Hi,
You should check in /var/log/vmkernel , /var/log/messages , /var/log/vmksummary.
Thanks,
Samir
P.S : If you think that the answer is helpful please consider rewarding points.
What hardware do you have it installed on?
Tom Cronin, VCP, VMware vExpert 2009 - Co-Leader Buffalo, NY VMUG
Hi,
Gone through the logs and I can see the entries where you got the reboot multiple times. But the other log files are not providing a conclusive proof of what is the problem. Can you check and remember the sequence of events before the reboot that can help in troubleshooting.
Mar 13 00:00:16 vhaiswvsh10 logger: (1236852016) loaded VMkernel
Mar 13 00:25:42 vhaiswvsh10 vmkhalt: (1236853543) Starting system...
Mar 13 00:26:07 vhaiswvsh10 vmkhalt: (1236853567) Rebooting system...
Mar 13 00:29:13 vhaiswvsh10 vmkhalt: (1236853753) Starting system...
Mar 13 00:29:18 vhaiswvsh10 logger: (1236853758) loaded VMkernel
Mar 13 00:45:08 vhaiswvsh10 vmkhalt: (1236854708) Starting system...
Mar 13 00:45:13 vhaiswvsh10 logger: (1236854713) loaded VMkernel
Thanks,
Samir
P.S : If you think that the answer is helpful please consider rewarding points.
There is basically nothing happening on the box at this point. All vms are down and it still reboots. the only event is that I am tring to scp off one of the vital systems to no avail.
Are you getting any errors at the boot up , I have observed few errors related to iSCSI.
Thanks,
Samir
There are no boot up errors. However the portion "Restoring S/W iscsi volumes" takes a long time to complete. And at this point in time we are not using iscsi connections.
No boot up errors. The "Restoring S/W iscsi volumes" takes a very long time. At this point we have no ISCI connections.
Can you disable swisci if you are not using it when you have a chance to login to ESX. Also consider opening a support ticket with VMware for troubleshooting this.
Thanks,
Samir
Has the server been physically moved? We moved a new server to our dr site after building it and it rebooted daily.
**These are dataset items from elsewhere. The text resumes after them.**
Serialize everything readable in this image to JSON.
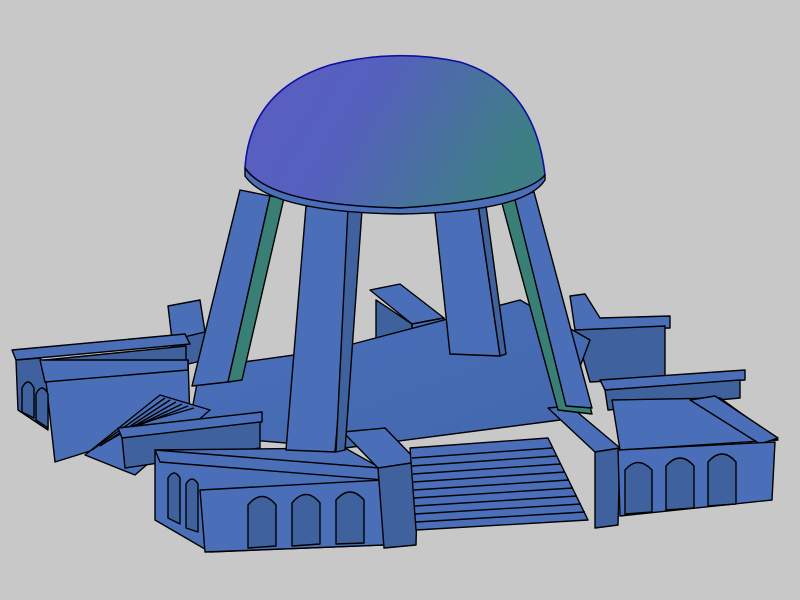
{
  "viewport": {
    "background_color": "#c8c8c8",
    "render_style": "shaded-3d-cad"
  },
  "model": {
    "colors": {
      "dome_light": "#5a5ec4",
      "dome_dark": "#3e7f86",
      "face_blue": "#4a6fb8",
      "face_dark": "#3f629f",
      "side_teal": "#3a7f76",
      "edge": "#000000",
      "dome_edge": "#1010a0"
    }
  }
}
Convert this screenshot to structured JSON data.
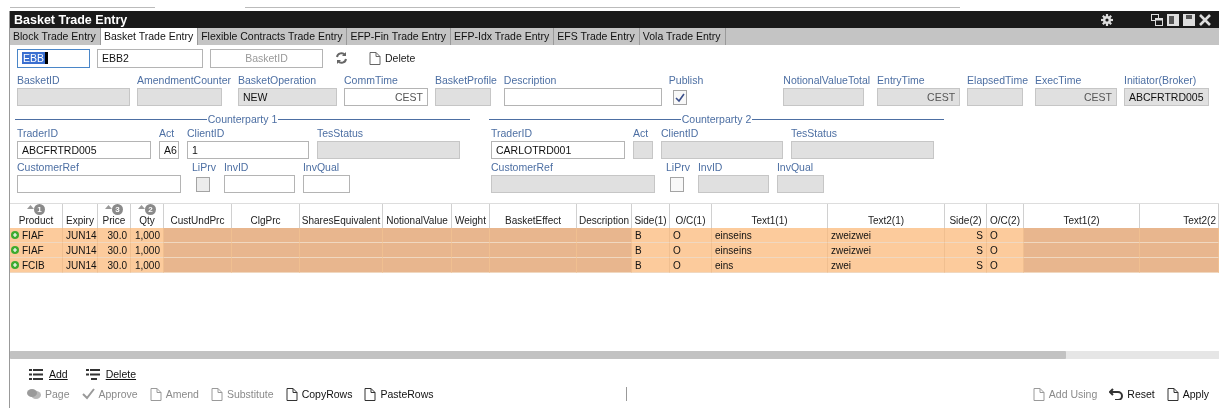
{
  "window": {
    "title": "Basket Trade Entry"
  },
  "tabs": [
    {
      "label": "Block Trade Entry",
      "selected": false
    },
    {
      "label": "Basket Trade Entry",
      "selected": true
    },
    {
      "label": "Flexible Contracts Trade Entry",
      "selected": false
    },
    {
      "label": "EFP-Fin Trade Entry",
      "selected": false
    },
    {
      "label": "EFP-Idx Trade Entry",
      "selected": false
    },
    {
      "label": "EFS Trade Entry",
      "selected": false
    },
    {
      "label": "Vola Trade Entry",
      "selected": false
    }
  ],
  "header_row": {
    "fields": [
      {
        "value": "EBB",
        "focused": true
      },
      {
        "value": "EBB2",
        "focused": false
      },
      {
        "placeholder": "BasketID",
        "focused": false
      }
    ],
    "delete_button": "Delete"
  },
  "basket_fields": [
    {
      "kind": "text",
      "label": "BasketID",
      "disabled": true
    },
    {
      "kind": "text",
      "label": "AmendmentCounter",
      "disabled": true
    },
    {
      "kind": "text",
      "label": "BasketOperation",
      "value": "NEW",
      "disabled": true
    },
    {
      "kind": "text",
      "label": "CommTime",
      "value": "CEST",
      "disabled": false
    },
    {
      "kind": "text",
      "label": "BasketProfile",
      "disabled": true
    },
    {
      "kind": "text",
      "label": "Description",
      "disabled": false
    },
    {
      "kind": "checkbox",
      "label": "Publish",
      "checked": true
    },
    {
      "kind": "text",
      "label": "NotionalValueTotal",
      "disabled": true
    },
    {
      "kind": "text",
      "label": "EntryTime",
      "value": "CEST",
      "disabled": true
    },
    {
      "kind": "text",
      "label": "ElapsedTime",
      "disabled": true
    },
    {
      "kind": "text",
      "label": "ExecTime",
      "value": "CEST",
      "disabled": true
    },
    {
      "kind": "text",
      "label": "Initiator(Broker)",
      "value": "ABCFRTRD005",
      "disabled": true
    }
  ],
  "counterparties": [
    {
      "title": "Counterparty 1",
      "trader_fields": [
        {
          "kind": "text",
          "label": "TraderID",
          "value": "ABCFRTRD005",
          "disabled": false
        },
        {
          "kind": "text",
          "label": "Act",
          "value": "A6",
          "disabled": false
        },
        {
          "kind": "text",
          "label": "ClientID",
          "value": "1",
          "disabled": false
        },
        {
          "kind": "text",
          "label": "TesStatus",
          "disabled": true
        }
      ],
      "reference_fields": [
        {
          "kind": "text",
          "label": "CustomerRef",
          "disabled": false
        },
        {
          "kind": "checkbox",
          "label": "LiPrv",
          "checked": false,
          "disabled": true
        },
        {
          "kind": "text",
          "label": "InvID",
          "disabled": false
        },
        {
          "kind": "text",
          "label": "InvQual",
          "disabled": false
        }
      ]
    },
    {
      "title": "Counterparty 2",
      "trader_fields": [
        {
          "kind": "text",
          "label": "TraderID",
          "value": "CARLOTRD001",
          "disabled": false
        },
        {
          "kind": "text",
          "label": "Act",
          "disabled": true
        },
        {
          "kind": "text",
          "label": "ClientID",
          "disabled": true
        },
        {
          "kind": "text",
          "label": "TesStatus",
          "disabled": true
        }
      ],
      "reference_fields": [
        {
          "kind": "text",
          "label": "CustomerRef",
          "disabled": true
        },
        {
          "kind": "checkbox",
          "label": "LiPrv",
          "checked": false,
          "disabled": false
        },
        {
          "kind": "text",
          "label": "InvID",
          "disabled": true
        },
        {
          "kind": "text",
          "label": "InvQual",
          "disabled": true
        }
      ]
    }
  ],
  "table": {
    "columns": [
      {
        "label": "Product",
        "sort_rank": "1",
        "readonly": false
      },
      {
        "label": "Expiry",
        "readonly": false
      },
      {
        "label": "Price",
        "sort_rank": "3",
        "readonly": false
      },
      {
        "label": "Qty",
        "sort_rank": "2",
        "readonly": false
      },
      {
        "label": "CustUndPrc",
        "readonly": true
      },
      {
        "label": "ClgPrc",
        "readonly": true
      },
      {
        "label": "SharesEquivalent",
        "readonly": true
      },
      {
        "label": "NotionalValue",
        "readonly": true
      },
      {
        "label": "Weight",
        "readonly": true
      },
      {
        "label": "BasketEffect",
        "readonly": true
      },
      {
        "label": "Description",
        "readonly": true
      },
      {
        "label": "Side(1)",
        "readonly": false
      },
      {
        "label": "O/C(1)",
        "readonly": false
      },
      {
        "label": "Text1(1)",
        "readonly": false
      },
      {
        "label": "Text2(1)",
        "readonly": false
      },
      {
        "label": "Side(2)",
        "readonly": false
      },
      {
        "label": "O/C(2)",
        "readonly": false
      },
      {
        "label": "Text1(2)",
        "readonly": true
      },
      {
        "label": "Text2(2",
        "readonly": true
      }
    ],
    "rows": [
      {
        "cells": [
          "FIAF",
          "JUN14",
          "30.0",
          "1,000",
          null,
          null,
          null,
          null,
          null,
          null,
          null,
          "B",
          "O",
          "einseins",
          "zweizwei",
          "S",
          "O",
          null,
          null
        ]
      },
      {
        "cells": [
          "FIAF",
          "JUN14",
          "30.0",
          "1,000",
          null,
          null,
          null,
          null,
          null,
          null,
          null,
          "B",
          "O",
          "einseins",
          "zweizwei",
          "S",
          "O",
          null,
          null
        ]
      },
      {
        "cells": [
          "FCIB",
          "JUN14",
          "30.0",
          "1,000",
          null,
          null,
          null,
          null,
          null,
          null,
          null,
          "B",
          "O",
          "eins",
          "zwei",
          "S",
          "O",
          null,
          null
        ]
      }
    ]
  },
  "row_actions": [
    {
      "kind": "add",
      "label": "Add"
    },
    {
      "kind": "delete",
      "label": "Delete"
    }
  ],
  "toolbar": {
    "left": [
      {
        "kind": "page",
        "label": "Page",
        "disabled": true
      },
      {
        "kind": "approve",
        "label": "Approve",
        "disabled": true
      },
      {
        "kind": "amend",
        "label": "Amend",
        "disabled": true
      },
      {
        "kind": "substitute",
        "label": "Substitute",
        "disabled": true
      },
      {
        "kind": "copy",
        "label": "CopyRows",
        "disabled": false
      },
      {
        "kind": "paste",
        "label": "PasteRows",
        "disabled": false
      }
    ],
    "right": [
      {
        "kind": "addusing",
        "label": "Add Using",
        "disabled": true
      },
      {
        "kind": "reset",
        "label": "Reset",
        "disabled": false
      },
      {
        "kind": "apply",
        "label": "Apply",
        "disabled": false
      }
    ]
  }
}
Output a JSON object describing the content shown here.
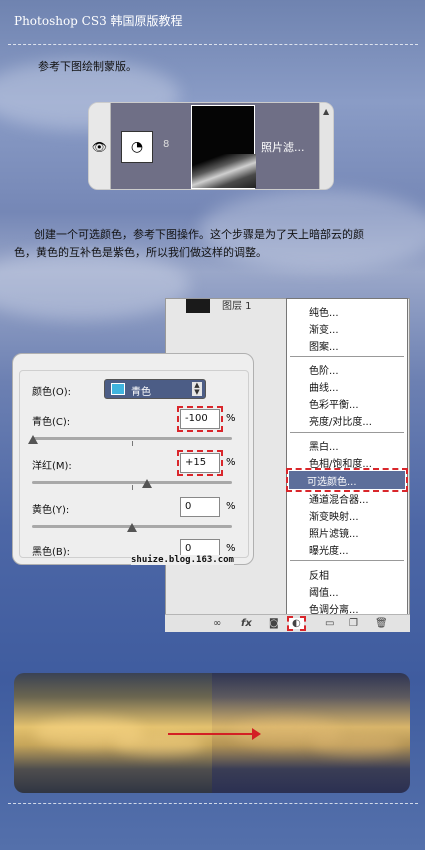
{
  "header": {
    "title": "Photoshop CS3 韩国原版教程"
  },
  "step1": {
    "text": "参考下图绘制蒙版。"
  },
  "layer": {
    "name": "照片滤..."
  },
  "step2": {
    "line1": "创建一个可选颜色，参考下图操作。这个步骤是为了天上暗部云的颜",
    "line2": "色，黄色的互补色是紫色，所以我们做这样的调整。"
  },
  "panel_header": "图层 1",
  "adjust_menu": {
    "items": [
      "纯色...",
      "渐变...",
      "图案...",
      "色阶...",
      "曲线...",
      "色彩平衡...",
      "亮度/对比度...",
      "黑白...",
      "色相/饱和度...",
      "可选颜色...",
      "通道混合器...",
      "渐变映射...",
      "照片滤镜...",
      "曝光度...",
      "反相",
      "阈值...",
      "色调分离..."
    ],
    "highlighted": "可选颜色..."
  },
  "dialog": {
    "colors_label": "颜色(O):",
    "colors_value": "青色",
    "swatch_color": "#40b4de",
    "sliders": [
      {
        "label": "青色(C):",
        "value": "-100",
        "unit": "%"
      },
      {
        "label": "洋红(M):",
        "value": "+15",
        "unit": "%"
      },
      {
        "label": "黄色(Y):",
        "value": "0",
        "unit": "%"
      },
      {
        "label": "黑色(B):",
        "value": "0",
        "unit": "%"
      }
    ],
    "credit": "shuize.blog.163.com"
  },
  "icons": [
    "eye-icon",
    "adjustment-layer-icon",
    "link-icon",
    "fx-icon",
    "mask-icon",
    "new-adjustment-layer-icon",
    "folder-icon",
    "new-layer-icon",
    "trash-icon"
  ],
  "accent_color": "#d9262b"
}
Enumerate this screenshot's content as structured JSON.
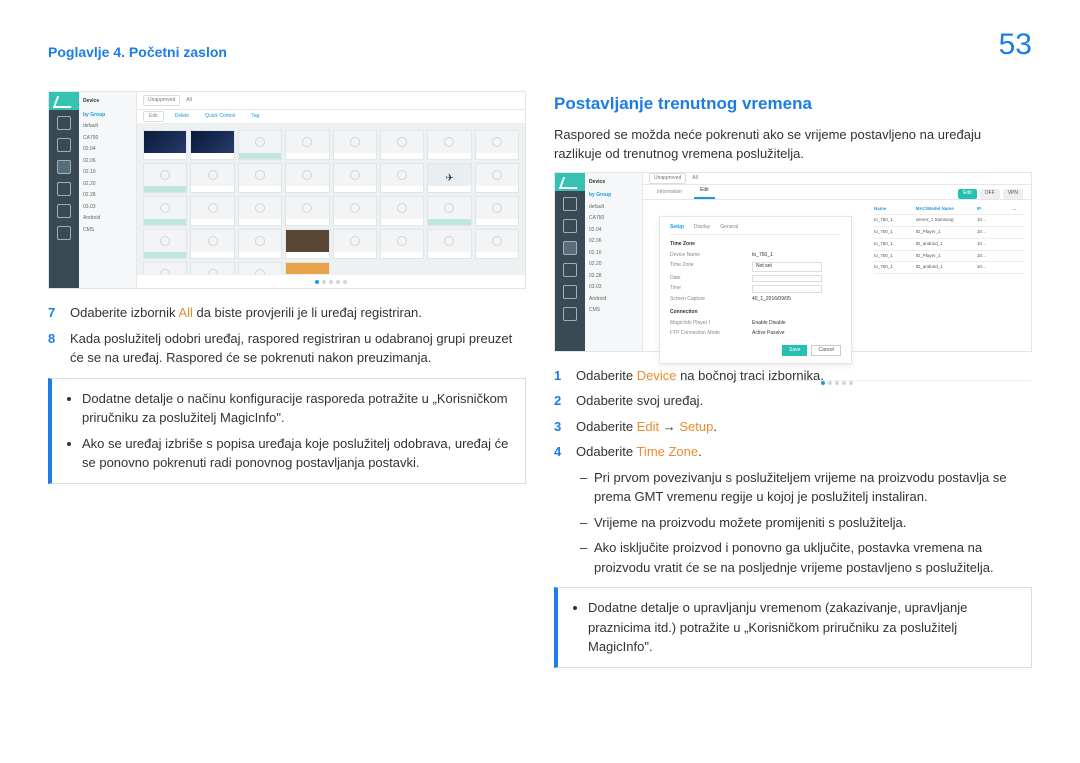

Reseat memory, cpus, pci cards and two months of bliss.
The server has not been moved at all.
Could you point out to me where and in which log you saw the hostd memory issues?
Hi,
Looks like she lost connectivity to it's iSCSI datastores, then a rescan was performed.
Mar 11 09:33:34 vhaiswvsh10 watchdog-cimserver: '/var/pegasus/bin/cimserver daemon=false' exited after 117 seconds
Mar 11 09:33:34 vhaiswvsh10 watchdog-cimserver: Executing '/var/pegasus/bin/cimserver daemon=false'
Mar 11 09:33:40 vhaiswvsh10 cimserver: trying to popen /sbin/modprobe edd 2>&1
Mar 11 09:33:40 vhaiswvsh10 cimserver: trying to popen /sbin/modprobe edd 2>&1
Mar 11 09:33:40 vhaiswvsh10 vmware-hostd[1899]: Accepted password for user root from 127.0.0.1
Mar 11 09:33:41 vhaiswvsh10 cimserver: created VICimInstanceBuilder
Mar 11 09:33:41 vhaiswvsh10 cimserver: created VICimMethodMgr
Mar 11 09:35:02 vhaiswvsh10 vmkiscsid[22622]: cannot make connection to 10.208.55.70:3260: Connection refused
Mar 11 09:35:02 vhaiswvsh10 vmkiscsid[22622]: Connection to Discovery Address 10.208.55.70 failed
Mar 11 09:35:03 vhaiswvsh10 vmkiscsid[22622]: cannot make connection to 10.208.55.70:3260: Connection refused
Mar 11 09:35:03 vhaiswvsh10 vmkiscsid[22622]: Connection to Discovery Address 10.208.55.70 failed
Does it still have any connectivity to that datastore?
Did the iSCSI client port get closed locally or was it a remote event?
vExpert 2009
Actually there were no iscsi datastores connected. The firewall was on and swiscsi was enabled, but there was no connection.
Ok, Then as already advised disable it for now.
I would also disable the pegasus cimserver
The reset occurs after this event
Mar 13 00:42:13 vhaiswvsh10 cimserver: trying to popen /sbin/modprobe edd 2>&1
Mar 13 00:45:16 vhaiswvsh10 syslogd 1.4.1: restart.
Mar 13 00:45:16 vhaiswvsh10 syslog: syslogd startup succeeded
Every time!
Use
service pegasus stop
vExpert 2009
we had a similar problem with one of our esx server, no errors in logs besides what you had. Was a production esx server so did not have time to troubleshoot, or chance it rebooting randomly. We backed up the logs and reinstalled the server.
Went through the logs again but found nothing, after the reinstall the esx server never rebooted again.